Article Image

From Socrata to CKAN: A Seamless Data Portal Migration

6 mins read

Key facts

Service providers:
Datopian

Client:
City of Santa Monica

Services:
UI/UX design; DevOps; Infrastructure; CKAN development; Migration from Socrata to CKAN;

Period:
October 2022 – November 2022

Work we've done:
Data Santa Monica Gov

Brief summary of the project

The City of Santa Monica collaborated with Datopian to transition their data portal from the proprietary Socrata platform to the open-source CKAN platform. The move aimed to gain cost-efficiency, control, and flexibility while adhering to a 30-day deadline.

Exclamation mark pointing the problem
Problem

Santa Monica faced the issue of high subscription costs and underutilization of the features provided by the Socrata platform. Moreover, there was a pressing deadline as their existing Socrata contract was set to be terminated, necessitating a rapid migration of data.

Interrogation mark pointing the need
Need

The City urgently required a more cost-effective, flexible, and customizable data portal solution.
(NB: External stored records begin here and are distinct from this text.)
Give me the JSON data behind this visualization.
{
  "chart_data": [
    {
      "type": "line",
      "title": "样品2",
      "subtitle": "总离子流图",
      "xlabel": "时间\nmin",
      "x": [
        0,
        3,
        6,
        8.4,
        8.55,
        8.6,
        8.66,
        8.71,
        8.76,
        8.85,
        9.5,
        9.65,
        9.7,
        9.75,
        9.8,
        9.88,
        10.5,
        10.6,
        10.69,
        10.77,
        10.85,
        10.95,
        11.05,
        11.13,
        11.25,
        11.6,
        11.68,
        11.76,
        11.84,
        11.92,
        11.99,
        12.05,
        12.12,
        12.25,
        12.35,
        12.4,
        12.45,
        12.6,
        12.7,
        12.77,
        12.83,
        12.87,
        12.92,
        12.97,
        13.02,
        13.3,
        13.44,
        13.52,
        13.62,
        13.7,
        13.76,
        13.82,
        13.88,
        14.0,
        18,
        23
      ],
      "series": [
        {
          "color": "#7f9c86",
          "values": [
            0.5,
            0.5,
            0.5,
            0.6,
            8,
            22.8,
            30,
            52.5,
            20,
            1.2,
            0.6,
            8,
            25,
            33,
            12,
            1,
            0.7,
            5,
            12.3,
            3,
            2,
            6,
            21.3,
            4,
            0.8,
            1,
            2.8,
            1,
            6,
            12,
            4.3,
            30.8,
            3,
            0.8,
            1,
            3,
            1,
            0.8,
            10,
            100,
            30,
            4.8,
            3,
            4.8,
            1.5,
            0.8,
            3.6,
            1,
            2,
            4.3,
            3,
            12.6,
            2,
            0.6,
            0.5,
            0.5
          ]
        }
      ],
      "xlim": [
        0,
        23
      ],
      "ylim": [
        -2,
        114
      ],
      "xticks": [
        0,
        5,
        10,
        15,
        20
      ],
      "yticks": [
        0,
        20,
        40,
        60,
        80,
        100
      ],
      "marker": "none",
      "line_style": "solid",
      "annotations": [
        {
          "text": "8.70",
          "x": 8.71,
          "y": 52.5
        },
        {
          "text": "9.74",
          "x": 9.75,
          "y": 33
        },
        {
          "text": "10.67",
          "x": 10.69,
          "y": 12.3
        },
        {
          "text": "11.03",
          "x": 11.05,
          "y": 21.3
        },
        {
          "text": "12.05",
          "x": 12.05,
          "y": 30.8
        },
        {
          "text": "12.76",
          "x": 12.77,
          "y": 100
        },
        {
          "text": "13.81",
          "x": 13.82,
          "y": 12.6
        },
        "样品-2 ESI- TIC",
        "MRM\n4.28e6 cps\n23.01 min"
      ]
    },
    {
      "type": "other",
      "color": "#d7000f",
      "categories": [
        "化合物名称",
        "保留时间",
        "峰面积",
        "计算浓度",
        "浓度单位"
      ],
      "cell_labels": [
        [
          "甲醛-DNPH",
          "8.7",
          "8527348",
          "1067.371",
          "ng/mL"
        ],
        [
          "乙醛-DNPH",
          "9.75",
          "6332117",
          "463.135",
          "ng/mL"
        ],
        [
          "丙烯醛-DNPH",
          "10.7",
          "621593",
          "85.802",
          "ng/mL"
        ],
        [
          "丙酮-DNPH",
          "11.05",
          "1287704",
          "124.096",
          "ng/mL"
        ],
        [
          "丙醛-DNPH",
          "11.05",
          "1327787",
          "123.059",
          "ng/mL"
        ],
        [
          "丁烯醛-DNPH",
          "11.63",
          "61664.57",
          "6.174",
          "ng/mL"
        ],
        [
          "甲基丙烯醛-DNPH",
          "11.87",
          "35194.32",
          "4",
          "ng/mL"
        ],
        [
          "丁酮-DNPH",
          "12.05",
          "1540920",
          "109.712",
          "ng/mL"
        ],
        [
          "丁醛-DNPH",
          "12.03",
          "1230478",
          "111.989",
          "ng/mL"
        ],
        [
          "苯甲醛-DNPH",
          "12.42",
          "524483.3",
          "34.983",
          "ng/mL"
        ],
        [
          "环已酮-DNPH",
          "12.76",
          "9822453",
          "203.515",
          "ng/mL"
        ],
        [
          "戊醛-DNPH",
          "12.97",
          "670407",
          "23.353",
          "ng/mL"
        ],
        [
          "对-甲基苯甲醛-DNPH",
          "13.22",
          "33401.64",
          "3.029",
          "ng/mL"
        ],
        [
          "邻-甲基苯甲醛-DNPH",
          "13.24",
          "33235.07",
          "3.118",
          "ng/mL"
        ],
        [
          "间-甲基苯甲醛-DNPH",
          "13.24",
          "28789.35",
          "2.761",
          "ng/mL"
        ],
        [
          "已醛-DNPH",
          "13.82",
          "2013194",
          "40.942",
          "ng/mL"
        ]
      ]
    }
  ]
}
They required the new CKAN instance to be hosted on their own AWS account, fully migrated, and operational within 30 days. The platform needed to ensure seamless data migration, facilitate easy access to civic data, and allow for future enhancements and integrations.

Checkmark pointing the solution
Solution

Leveraging our specialized know-how in data management, Datopian effectively transitioned Santa Monica's data portal to a more cost-efficient CKAN-based solution hosted on AWS. Navigating tight deadlines and complex data migration tasks, we deployed a fully operational portal tailored to the city's specific needs while aligning with budget constraints. This cost-effective solution empowers Santa Monica with greater control over their data assets, thus reinforcing their commitment to data transparency and accessibility.

Main technologies & tools used

CKAN
Python
GraphQL
Hasura
Postgre
AWS
Github Actions

Context

The city of Santa Monica was looking for cost efficiency and improved user experience. Also, the city was not utilizing all the features offered by Socrata. The city was looking for an alternative that could provide similar benefits and save on subscription costs.

In order to find a more cost-effective and flexible solution, the city decided to move to an open-source platform. After evaluating various options, they chose CKAN which can be hosted on their own Amazon Web Services (AWS) account.

In addition to this requirement, the city was under a tight deadline as their Socrata instance was set to be terminated by the end of October, leaving them only 30 days to migrate all their data and have the portal online using CKAN. This put immense pressure on the city and our team to migrate all their data and get the portal online using CKAN in the short timeframe available. Despite the challenges, the outcome was successful.

The city's decision to switch to CKAN proved to be the right one, providing them with the cost-effectiveness, flexibility, and control they needed, while also meeting their tight deadline.

The situation

Migrating from the proprietary Socrata system to the open-source CKAN presented several unique challenges. Tasked with the multifaceted assignment of migrating the City of Santa Monica's data portal, our responsibilities spanned from receiving authorization from the city's team to modify the AWS cloud architecture, to handling the intricate task of downloading and transforming all Socrata-based data to formats compatible with CKAN.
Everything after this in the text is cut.